For conspicuous gallantry and devotion to duty, particularly when on offensive patrol. He attacked eight enemy aircraft single-handed at close range, and by his splendid dash and determination destroyed one and drove five down completely out of control. He had previously shown exceptional fearlessness in attacking the enemy when in superior numbers, and in the space of three weeks he destroyed eight hostile machines, setting a very fine example to his squadron."

===Bar to Military Cross===
"Lt. Andrew Edward McKeever, M.C., R.F.C., Spec. Res.
For conspicuous gallantry and devotion to duty in aerial combats. He has recently destroyed five enemy aeroplanes and driven down six out of control. On one occasion he encountered five enemy scouts, and drove down two out of control. Later, while leading a patrol, he engaged nine enemy scouts.
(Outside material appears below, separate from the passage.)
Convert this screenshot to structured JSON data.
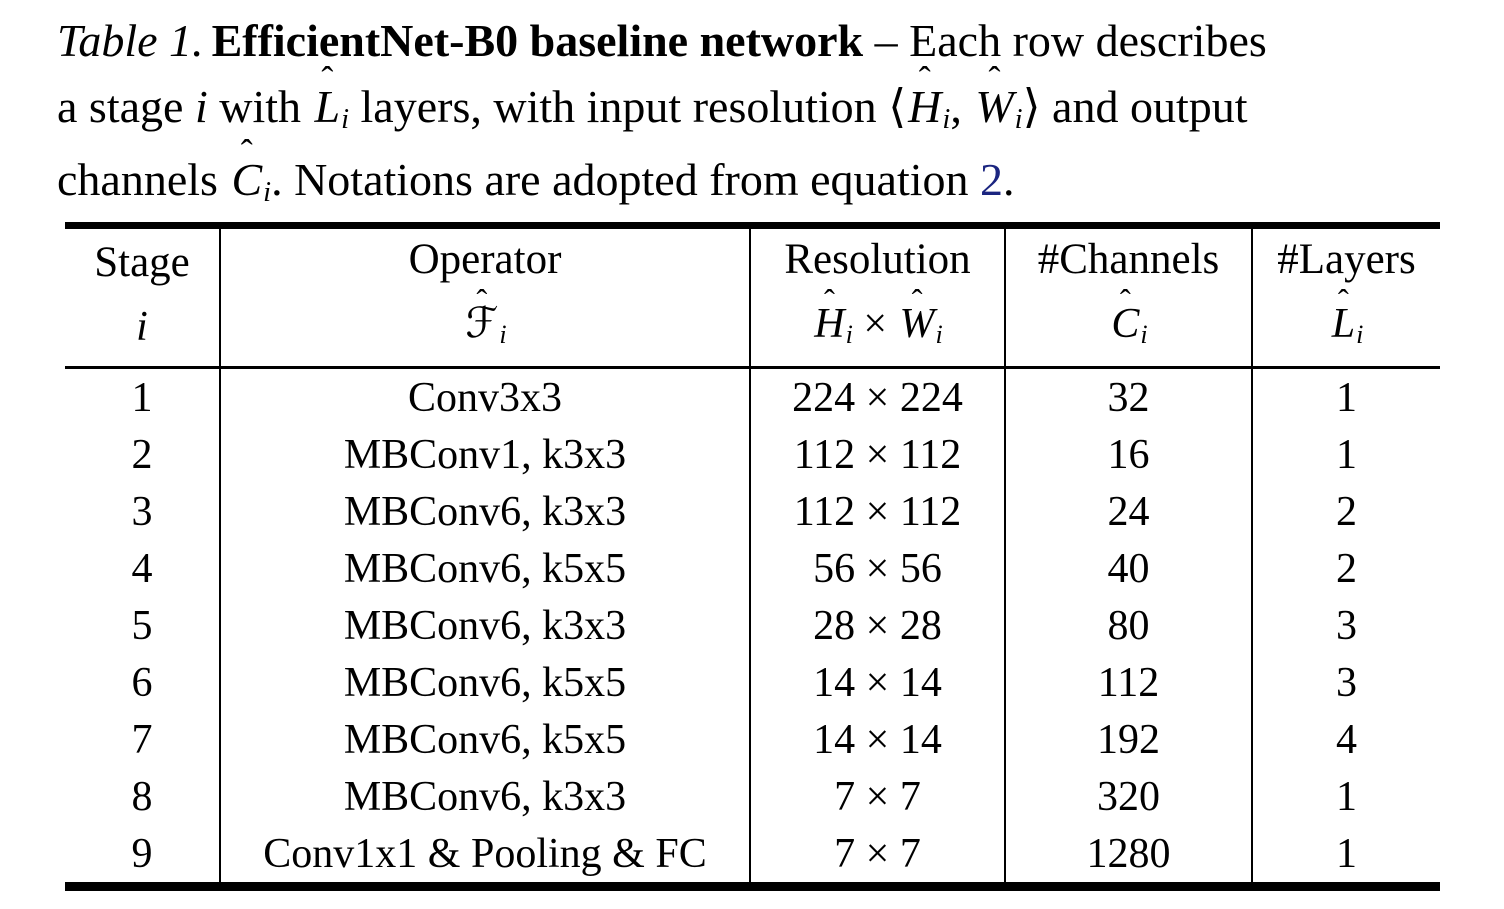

He destroyed two, drove down one out of control, and dispersed the remainder. His dash and determination have been a fine example to his squadron."

===Distinguished Service Order===
"2nd Lt. (T./Capt.) Andrew Edward McKeever, M.C., R.F.C., Spec. Res.
For conspicuous gallantry and devotion to duty. While on patrol by himself over the enemy's lines in very bad weather he encountered two enemy two-seater machines and seven scouts. By skilful maneuvering he engaged one and destroyed it. As he turned to get back to the lines five of the enemy dived on his tail and his observer engaged and destroyed two of them. After an indecisive combat with two others, he attacked and destroyed one of the enemy which had overshot him. He continued the fight with the remainder until he was within twenty feet of the ground, when the enemy machines climbed and left him. He has recently destroyed ten enemy machines and has shown great courage and initiative."